In its 1st View report on the critical renewal period, Gallagher Re observed “mixed outcomes” for both reinsurers and cedants, as a push for improved pricing resulted in a tense round of negotiations.
This was particularly true within the much-differentiated European property market, where renewal adjustments were country and client specific, and there was no expectation of blanket rate increases.
Here, the reduction in risk appetite manifested in a shift “out of the money” away from aggregate structures as well as significant changes to top layer pricing with rates increasing by over 50% for focal areas.
Notably, Gallagher Re identified the absence of market disciplining events such as Monte Carlo and Baden Baden as an unhelpful void in the decision-making process.
Reinsurer risk appetite was also significantly impacted downwards for protections impacted by losses from secondary perils, and some reinsurers were seen to execute a shift of underwriting capacity away from catastrophe, as some struggled to manage an outsized Bernd loss.
Additionally, negotiations were influenced by a general anticipation of a reduced retro offering, particularly for quota share and aggregate capacity, in conjunction with an overall increase in demand for European cat capacity, particularly in loss impacted territories, as well as in the Nordic markets.

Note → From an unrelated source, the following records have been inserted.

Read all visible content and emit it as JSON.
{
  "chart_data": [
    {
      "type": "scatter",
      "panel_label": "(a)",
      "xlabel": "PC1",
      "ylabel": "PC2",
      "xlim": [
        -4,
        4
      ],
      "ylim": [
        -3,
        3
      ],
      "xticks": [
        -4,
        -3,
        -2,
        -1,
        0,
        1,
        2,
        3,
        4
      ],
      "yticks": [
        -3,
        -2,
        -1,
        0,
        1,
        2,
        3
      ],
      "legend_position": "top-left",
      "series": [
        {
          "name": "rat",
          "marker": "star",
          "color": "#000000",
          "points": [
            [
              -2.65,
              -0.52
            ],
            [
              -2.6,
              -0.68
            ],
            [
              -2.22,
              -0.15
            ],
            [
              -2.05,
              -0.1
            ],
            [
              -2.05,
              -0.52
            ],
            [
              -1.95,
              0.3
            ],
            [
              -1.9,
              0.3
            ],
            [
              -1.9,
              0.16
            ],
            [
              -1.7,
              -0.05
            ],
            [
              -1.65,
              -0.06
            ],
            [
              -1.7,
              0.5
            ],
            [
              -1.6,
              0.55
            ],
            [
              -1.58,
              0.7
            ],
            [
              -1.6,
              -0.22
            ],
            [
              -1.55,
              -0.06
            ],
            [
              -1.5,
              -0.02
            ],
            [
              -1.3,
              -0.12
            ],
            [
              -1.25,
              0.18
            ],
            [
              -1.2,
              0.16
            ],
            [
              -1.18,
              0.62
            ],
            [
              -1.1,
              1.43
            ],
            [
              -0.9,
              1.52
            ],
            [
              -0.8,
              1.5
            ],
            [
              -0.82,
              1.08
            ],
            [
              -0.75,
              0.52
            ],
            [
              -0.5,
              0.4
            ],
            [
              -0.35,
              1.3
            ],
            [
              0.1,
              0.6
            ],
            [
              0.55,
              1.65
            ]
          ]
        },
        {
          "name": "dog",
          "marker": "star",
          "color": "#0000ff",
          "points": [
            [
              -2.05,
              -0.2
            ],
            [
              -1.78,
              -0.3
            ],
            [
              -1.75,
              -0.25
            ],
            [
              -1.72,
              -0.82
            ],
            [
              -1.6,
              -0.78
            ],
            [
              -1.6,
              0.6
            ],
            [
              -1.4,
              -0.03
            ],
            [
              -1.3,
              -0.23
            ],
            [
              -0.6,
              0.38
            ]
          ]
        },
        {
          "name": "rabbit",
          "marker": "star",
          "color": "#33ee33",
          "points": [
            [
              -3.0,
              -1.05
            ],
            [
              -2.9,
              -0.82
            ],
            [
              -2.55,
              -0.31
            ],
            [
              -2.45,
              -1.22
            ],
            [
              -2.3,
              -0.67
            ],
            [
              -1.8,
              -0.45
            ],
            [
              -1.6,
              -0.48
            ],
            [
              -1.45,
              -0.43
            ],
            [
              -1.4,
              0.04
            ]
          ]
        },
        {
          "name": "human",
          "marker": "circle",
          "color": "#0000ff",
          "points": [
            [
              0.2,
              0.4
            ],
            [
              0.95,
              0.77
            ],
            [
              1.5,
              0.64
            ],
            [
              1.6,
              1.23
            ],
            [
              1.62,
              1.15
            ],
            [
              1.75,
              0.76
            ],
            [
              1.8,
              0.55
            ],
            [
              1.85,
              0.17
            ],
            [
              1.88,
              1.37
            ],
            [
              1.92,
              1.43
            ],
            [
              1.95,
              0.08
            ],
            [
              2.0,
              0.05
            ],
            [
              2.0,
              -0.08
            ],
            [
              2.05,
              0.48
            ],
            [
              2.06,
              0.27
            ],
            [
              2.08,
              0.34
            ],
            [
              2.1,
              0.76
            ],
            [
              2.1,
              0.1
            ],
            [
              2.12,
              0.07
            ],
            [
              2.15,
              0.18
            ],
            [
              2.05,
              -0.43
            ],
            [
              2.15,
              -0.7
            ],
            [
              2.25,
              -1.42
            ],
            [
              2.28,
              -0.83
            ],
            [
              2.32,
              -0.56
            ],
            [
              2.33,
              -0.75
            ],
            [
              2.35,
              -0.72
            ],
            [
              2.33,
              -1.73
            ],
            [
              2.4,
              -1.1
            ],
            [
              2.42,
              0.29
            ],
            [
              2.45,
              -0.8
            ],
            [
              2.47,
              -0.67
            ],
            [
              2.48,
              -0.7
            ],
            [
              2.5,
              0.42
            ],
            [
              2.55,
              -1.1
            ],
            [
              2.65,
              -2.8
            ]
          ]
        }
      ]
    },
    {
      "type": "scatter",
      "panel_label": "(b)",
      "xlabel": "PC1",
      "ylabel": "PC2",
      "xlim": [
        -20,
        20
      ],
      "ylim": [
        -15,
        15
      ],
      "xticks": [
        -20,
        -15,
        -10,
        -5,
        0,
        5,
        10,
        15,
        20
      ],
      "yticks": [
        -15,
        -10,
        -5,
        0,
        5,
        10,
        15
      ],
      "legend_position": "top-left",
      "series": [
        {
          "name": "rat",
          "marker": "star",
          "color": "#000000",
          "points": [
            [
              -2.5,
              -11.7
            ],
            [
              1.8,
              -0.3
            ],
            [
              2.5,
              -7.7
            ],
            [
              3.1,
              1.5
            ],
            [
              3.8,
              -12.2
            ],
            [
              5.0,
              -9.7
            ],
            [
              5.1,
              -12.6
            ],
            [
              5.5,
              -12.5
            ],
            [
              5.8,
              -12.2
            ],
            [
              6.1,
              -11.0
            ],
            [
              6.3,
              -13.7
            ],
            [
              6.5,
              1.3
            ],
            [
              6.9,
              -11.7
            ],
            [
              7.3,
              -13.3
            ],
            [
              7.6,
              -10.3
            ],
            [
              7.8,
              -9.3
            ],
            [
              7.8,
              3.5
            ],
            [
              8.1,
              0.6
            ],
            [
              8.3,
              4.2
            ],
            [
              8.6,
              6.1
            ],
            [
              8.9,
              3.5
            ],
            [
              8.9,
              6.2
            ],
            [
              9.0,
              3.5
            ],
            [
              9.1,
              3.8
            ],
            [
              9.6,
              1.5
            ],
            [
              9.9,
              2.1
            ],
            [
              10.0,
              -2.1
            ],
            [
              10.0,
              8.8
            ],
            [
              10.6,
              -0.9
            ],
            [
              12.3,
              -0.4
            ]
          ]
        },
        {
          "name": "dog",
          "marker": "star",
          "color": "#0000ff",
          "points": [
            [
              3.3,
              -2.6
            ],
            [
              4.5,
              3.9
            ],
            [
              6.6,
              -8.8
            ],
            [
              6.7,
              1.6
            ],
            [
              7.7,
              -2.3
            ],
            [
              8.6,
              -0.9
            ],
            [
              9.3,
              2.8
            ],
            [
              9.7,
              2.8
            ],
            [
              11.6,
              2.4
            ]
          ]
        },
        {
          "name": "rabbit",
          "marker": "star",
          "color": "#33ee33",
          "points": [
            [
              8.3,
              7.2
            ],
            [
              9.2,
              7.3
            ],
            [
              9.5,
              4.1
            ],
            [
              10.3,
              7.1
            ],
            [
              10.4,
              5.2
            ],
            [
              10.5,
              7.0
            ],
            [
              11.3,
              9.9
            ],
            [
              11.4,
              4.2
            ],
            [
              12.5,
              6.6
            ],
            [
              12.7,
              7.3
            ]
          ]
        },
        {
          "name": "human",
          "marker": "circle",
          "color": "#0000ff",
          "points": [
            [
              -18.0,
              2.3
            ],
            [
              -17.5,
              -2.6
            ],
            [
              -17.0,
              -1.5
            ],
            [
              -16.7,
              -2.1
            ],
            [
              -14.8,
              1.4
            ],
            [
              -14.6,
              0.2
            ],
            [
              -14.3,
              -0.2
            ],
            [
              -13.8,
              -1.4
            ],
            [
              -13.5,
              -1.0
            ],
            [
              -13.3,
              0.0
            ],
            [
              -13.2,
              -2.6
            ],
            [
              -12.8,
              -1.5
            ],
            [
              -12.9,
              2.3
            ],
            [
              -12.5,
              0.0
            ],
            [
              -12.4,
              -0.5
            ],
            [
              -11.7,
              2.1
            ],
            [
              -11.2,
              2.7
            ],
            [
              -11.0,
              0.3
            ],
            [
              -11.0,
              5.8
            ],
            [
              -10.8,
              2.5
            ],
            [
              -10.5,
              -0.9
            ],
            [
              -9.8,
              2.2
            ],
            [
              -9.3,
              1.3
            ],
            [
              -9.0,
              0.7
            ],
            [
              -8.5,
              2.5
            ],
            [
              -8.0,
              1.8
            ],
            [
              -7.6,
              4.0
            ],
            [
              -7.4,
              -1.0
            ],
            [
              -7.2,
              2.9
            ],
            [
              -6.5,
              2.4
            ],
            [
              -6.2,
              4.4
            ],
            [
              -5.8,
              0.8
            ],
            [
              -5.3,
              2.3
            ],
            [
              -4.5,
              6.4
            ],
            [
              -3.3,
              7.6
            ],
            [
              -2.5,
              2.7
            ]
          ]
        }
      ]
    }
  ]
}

Whilst some restructuring of programmes was executed, Gallagher Re reported that larger loss impacted clients succeeded to renew their programmes without meaningful increases in retention.
Nevertheless, a significant shift in panels was viewed by some reinsurers as a welcome opportunity to gain market share in a market that is traditionally seen as ‘locked’ for newcomers and dominated by long standing relationships, analysts added.
Property per risk placements were also viewed as challenging, with reinsurers – driven by ongoing poor portfolio performance across Europe – withdrawing per risk capacity and driving rate increases for loss free programmes beyond the cat price development.
“Whilst the 2021 renewal discussions were dominated by negotiations around communicable disease and cyber contract clarifications and late pricing deceleration, the 2022 European property renewals reverted back to more traditional subjects of price and risk appetite,” Gallagher Re stated in its 1st View report.
“The magnitude of price corrections on loss affected programmes was more pronounced than many commentators anticipated pre-renewal given the record levels of reinsurer capitalisation at mid-year 2021.”
“However, such changes were by and large restricted to territories impacted by the European losses, namely Germany, Switzerland, Austria and Belgium resulting in a tougher renewal market than anticipated. These changing risk appetites prevailed throughout the renewal and didn’t soften during the final weeks of the year unlike during so many prior renewals.”